No. 7 – Miami Hurricanes
- Position: Small forward
- League: Atlantic Coast Conference

Personal information
- Listed height: 6 ft 6 in (1.98 m)
- Listed weight: 240 lb (109 kg)

Career information
- High school: Bellaire (Bellaire, Texas)
- College: Miami (Florida) (2025–present)

= Shelton Henderson =

American basketball player

Shelton Henderson is an American college basketball player for the Miami Hurricanes of the Atlantic Coast Conference (ACC).

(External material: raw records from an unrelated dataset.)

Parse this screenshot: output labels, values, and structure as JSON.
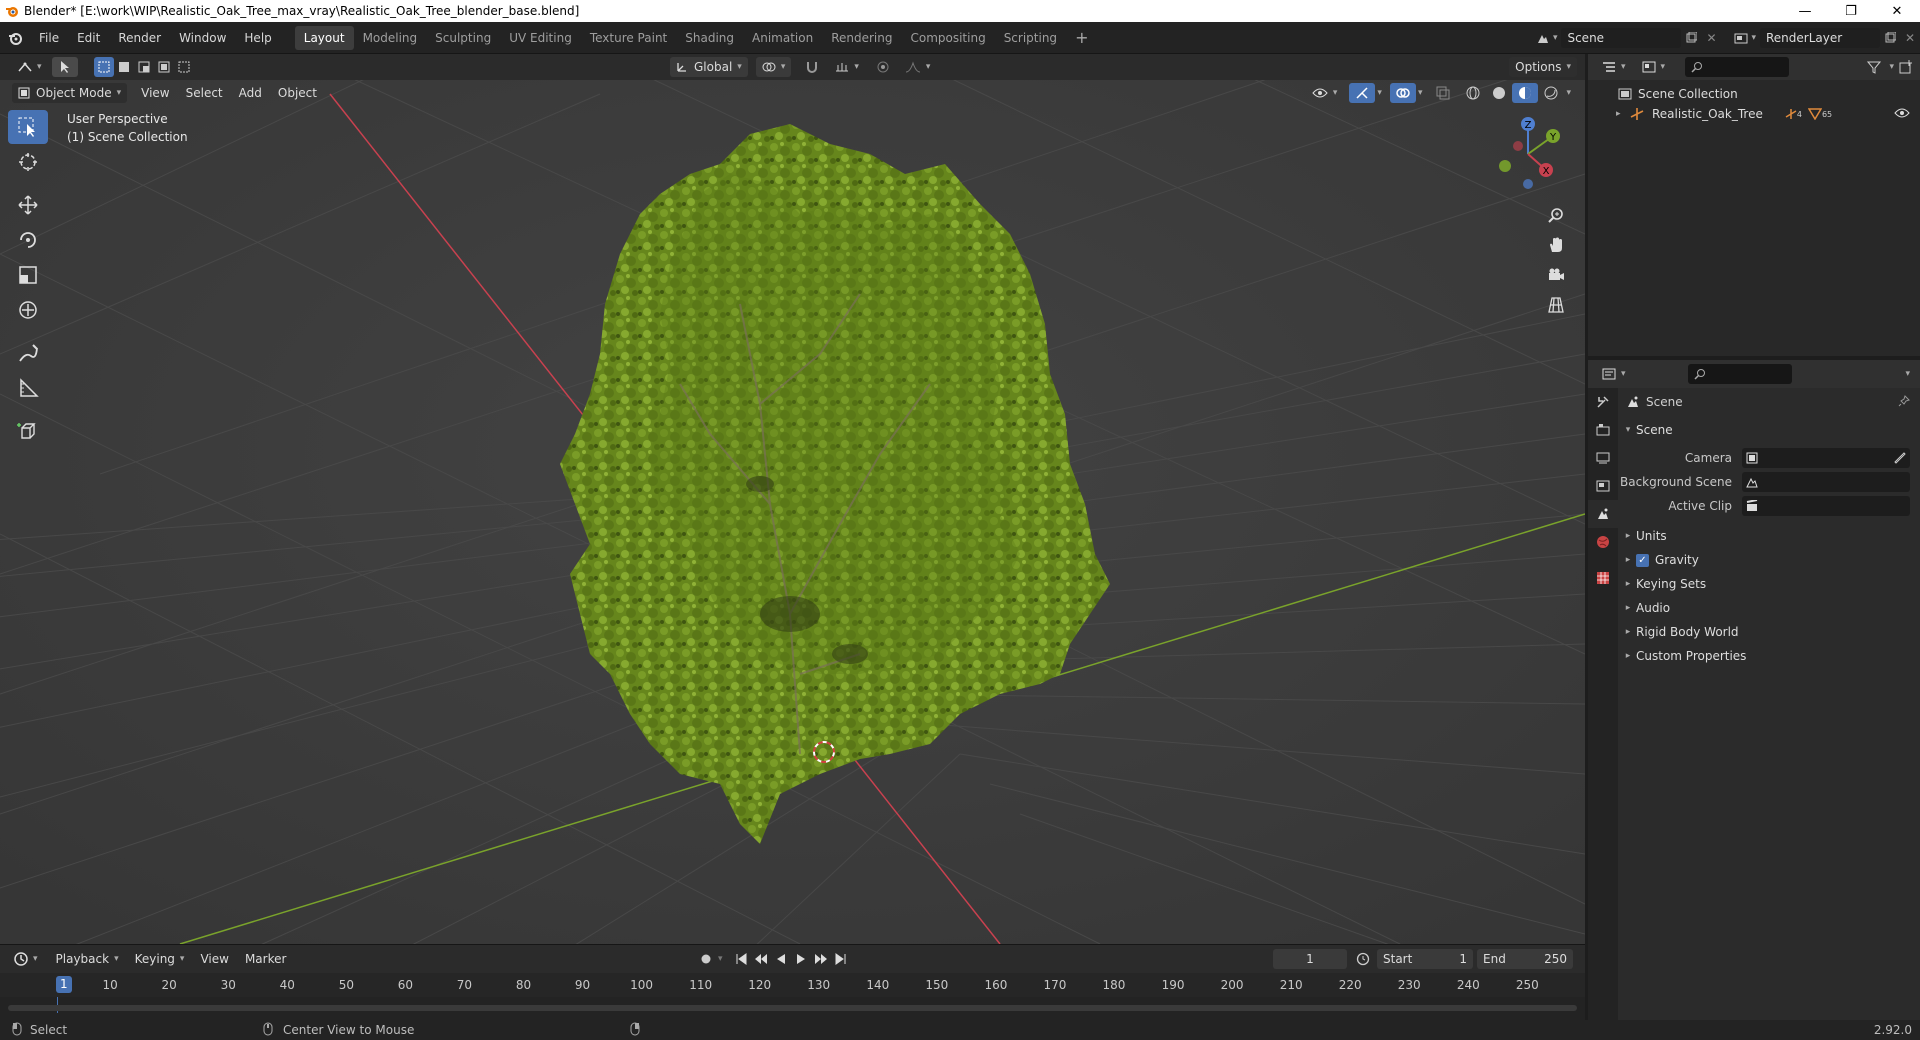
{
  "window": {
    "title": "Blender* [E:\\work\\WIP\\Realistic_Oak_Tree_max_vray\\Realistic_Oak_Tree_blender_base.blend]",
    "controls": [
      "—",
      "❐",
      "✕"
    ]
  },
  "menu": {
    "items": [
      "File",
      "Edit",
      "Render",
      "Window",
      "Help"
    ],
    "workspaces": [
      "Layout",
      "Modeling",
      "Sculpting",
      "UV Editing",
      "Texture Paint",
      "Shading",
      "Animation",
      "Rendering",
      "Compositing",
      "Scripting"
    ],
    "active_workspace": "Layout",
    "add_workspace": "+",
    "scene_name": "Scene",
    "render_layer": "RenderLayer"
  },
  "viewport_header": {
    "transform_orientation": "Global",
    "options_label": "Options",
    "mode": "Object Mode",
    "menus": [
      "View",
      "Select",
      "Add",
      "Object"
    ]
  },
  "viewport": {
    "perspective_label": "User Perspective",
    "collection_label": "(1) Scene Collection",
    "gizmo_axes": {
      "x": "X",
      "y": "Y",
      "z": "Z"
    },
    "colors": {
      "background": "#3d3d3d",
      "x_axis": "#c8414f",
      "y_axis": "#7aa32b",
      "foliage": "#6a8a1e"
    }
  },
  "timeline": {
    "menus": [
      "Playback",
      "Keying",
      "View",
      "Marker"
    ],
    "current_frame": "1",
    "start_label": "Start",
    "start": "1",
    "end_label": "End",
    "end": "250",
    "ruler_cursor": "1",
    "ruler_ticks": [
      "10",
      "20",
      "30",
      "40",
      "50",
      "60",
      "70",
      "80",
      "90",
      "100",
      "110",
      "120",
      "130",
      "140",
      "150",
      "160",
      "170",
      "180",
      "190",
      "200",
      "210",
      "220",
      "230",
      "240",
      "250"
    ]
  },
  "statusbar": {
    "left_action": "Select",
    "middle_action": "Center View to Mouse",
    "version": "2.92.0"
  },
  "outliner": {
    "root": "Scene Collection",
    "item": "Realistic_Oak_Tree",
    "item_badge_1": "4",
    "item_badge_2": "65"
  },
  "properties": {
    "context": "Scene",
    "section": "Scene",
    "camera_label": "Camera",
    "background_scene_label": "Background Scene",
    "active_clip_label": "Active Clip",
    "panels": [
      "Units",
      "Gravity",
      "Keying Sets",
      "Audio",
      "Rigid Body World",
      "Custom Properties"
    ]
  }
}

== Early life and high school career ==
Henderson attended Bellaire High School in Bellaire, Texas. As a junior, he averaged 21.6 points, 7.6 rebounds, 3.9 assists, 2.9 steals, and 1.4 blocks per game before announcing his commitment to Duke. As a senior, he averaged 22.3 points and 7.5 rebounds per game and was named the recipient of the 2025 Guy V. Lewis Award, given annually to the top boys' basketball player in the Greater Houston area. Following the conclusion of his high school career, Henderson decommitted from Duke and was released from his National Letter of Intent. Shortly after his decommitment, he committed to play college basketball for the University of Miami, following Jai Lucas, who had recruited him at Duke and had recently been hired as Miami's head coach.

== College career ==
As a true freshman, Henderson earned immediate playing time and emerged as one of the Hurricanes’ leading scorers. In a game against FIU, he scored 30 points and led Miami to a 98–81 victory. Following his performance, Henderson was named Freshman of the Week by CBS Sports.